Trillion's Akcakoca Gas Production Platform, SASB gas field, Black Sea

Oddly enough, despite Turkey estimating that the Black Sea hosts some 10 billion barrels of crude oil and 70.6 trillion cubic feet of natural gas, progress below the water has been slow, leaving the littoral countries of Romania, Bulgaria, Turkey, Ukraine and Georgia dependent on energy imports. Trillion has a clear first mover advantage with 49% ownership in four platforms and 10 wells tied-in in the South Akçakoca Sub-Basin (SASB) in the Black Sea close to Turkey’s shore.

Moreover, the countries pay much higher prices for natural gas than European and North American counterparts to the tune of between US$6.50 - US$7.60 per mcf.

“It’s no secret that market conditions globally are challenging, but we feel that we are in a very advantageous spot,” commented Trillion Energy CEO Arthur Halleran in a phone conversation with Baystreet.ca. “We have all the equipment and infrastructure already, including the nearby Cayagzi processing plant. Now we’re going to do some re-work to get some more gas behind the existing wells and drill four more from the platforms to really ramp up production with minimum Capex.”

“We already are confident we have buyers for everything we can produce and then some,” he added.

The re-development work is staged, which will increase revenue throughout the program, expected to take less than six months to complete. Net to Trillion, the work is expected to add 21 billion cubic feet of natural gas worth at least US$126 million netting out US$79.5 million after costs.

Concurrently, the Trillion recently completed an evaluation of its 100%-owned, 42,833-hectare Zagros Basin Derecik Exploration Licenses in the Hakkari area of Turkey. The license covers the extension of the oil-rich Iraq Zagros Basin into Turkey. The project is proximal to projects producing thousands of barrels oil per day with billions of barrels of oil reserves.

Trillion moving this project forward could prove quite prescient.

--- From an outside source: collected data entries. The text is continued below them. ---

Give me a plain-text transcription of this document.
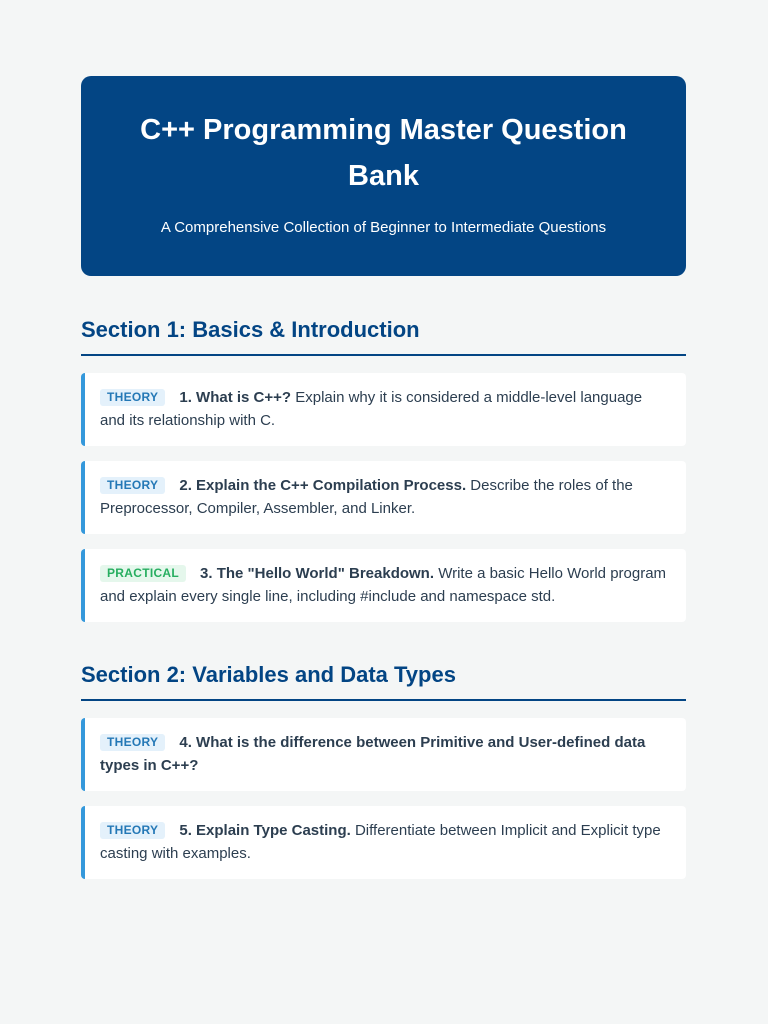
C++ Programming Master Question Bank
A Comprehensive Collection of Beginner to Intermediate Questions
Section 1: Basics & Introduction
THEORY 1. What is C++? Explain why it is considered a middle-level language and its relationship with C.
THEORY 2. Explain the C++ Compilation Process. Describe the roles of the Preprocessor, Compiler, Assembler, and Linker.
PRACTICAL 3. The "Hello World" Breakdown. Write a basic Hello World program and explain every single line, including #include and namespace std.
Section 2: Variables and Data Types
THEORY 4. What is the difference between Primitive and User-defined data types in C++?
THEORY 5. Explain Type Casting. Differentiate between Implicit and Explicit type casting with examples.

Why? Because according to the IEA, investment in oil and gas will sink a $244.1 billion in 2020, a 33% drop from 2019. This rapid decline, say some analysts, forecasting a spike in oil prices in the coming years, including Trevor Woods, CIO of hedge fund Northern Trace Capital, predicting $150/barrel by 2025 and Christyan Malek, JP Morgan’s head of oil and gas research for Europe, the Middle East, and Africa, believing $100/barrel oil is absolutely possible in the next two years.

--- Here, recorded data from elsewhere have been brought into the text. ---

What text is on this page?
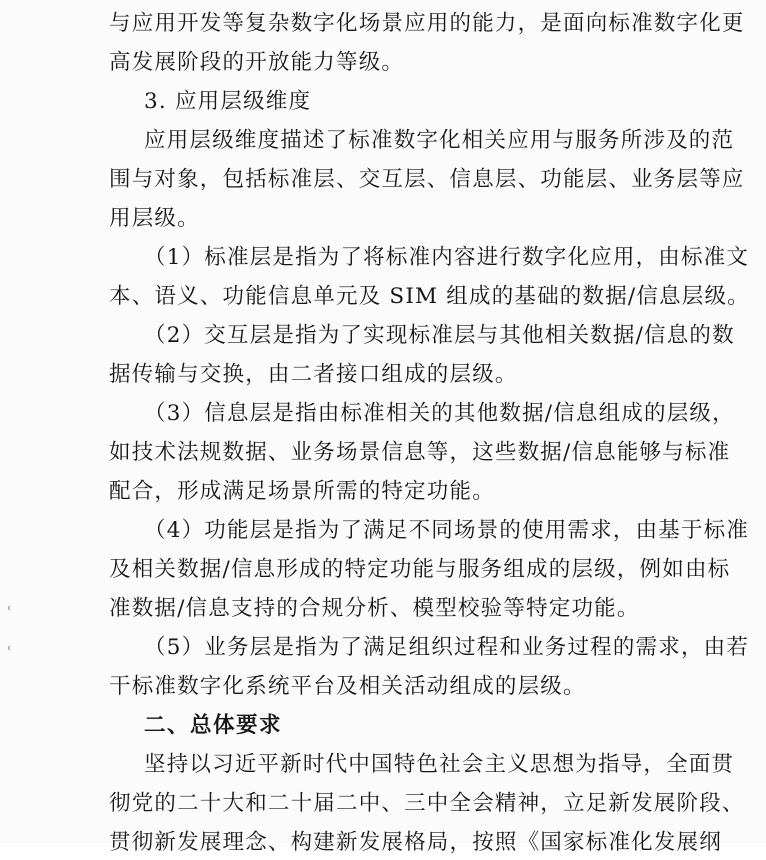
与应用开发等复杂数字化场景应用的能力，是面向标准数字化更
高发展阶段的开放能力等级。
3. 应用层级维度
应用层级维度描述了标准数字化相关应用与服务所涉及的范
围与对象，包括标准层、交互层、信息层、功能层、业务层等应
用层级。
（1）标准层是指为了将标准内容进行数字化应用，由标准文
本、语义、功能信息单元及 SIM 组成的基础的数据/信息层级。
（2）交互层是指为了实现标准层与其他相关数据/信息的数
据传输与交换，由二者接口组成的层级。
（3）信息层是指由标准相关的其他数据/信息组成的层级，
如技术法规数据、业务场景信息等，这些数据/信息能够与标准
配合，形成满足场景所需的特定功能。
（4）功能层是指为了满足不同场景的使用需求，由基于标准
及相关数据/信息形成的特定功能与服务组成的层级，例如由标
准数据/信息支持的合规分析、模型校验等特定功能。
（5）业务层是指为了满足组织过程和业务过程的需求，由若
干标准数字化系统平台及相关活动组成的层级。
二、总体要求
坚持以习近平新时代中国特色社会主义思想为指导，全面贯
彻党的二十大和二十届二中、三中全会精神，立足新发展阶段、
贯彻新发展理念、构建新发展格局，按照《国家标准化发展纲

Extensive exploration, including surface mapping, seismic interpretation, geological evaluation and analysis of oil seeps and bitumen from Derecik indicate the source rock that produces oil nearby in Iraq is the same on Trillion’s property in Turkey.

Seven leads have been identified, with two drill ready today.

“The two locations are expected to contain analogous reservoirs as found in the Shaikan Field located 90 kilometers south of the locations. Shaikan produced average 32,883 bopd (barrels of oil per day) in 2019 and have 2p (Proven and Probable reserves) of 578 million barrels of oil,” the company said in a statement Tuesday.

This is from Trillion with a US$6.5 million market capitalization. Lumped in with struggling energy plays, this is the epitome of the axiom that the baby has been thrown out with the bathwater. Luckily, the market always has a way of correcting itself.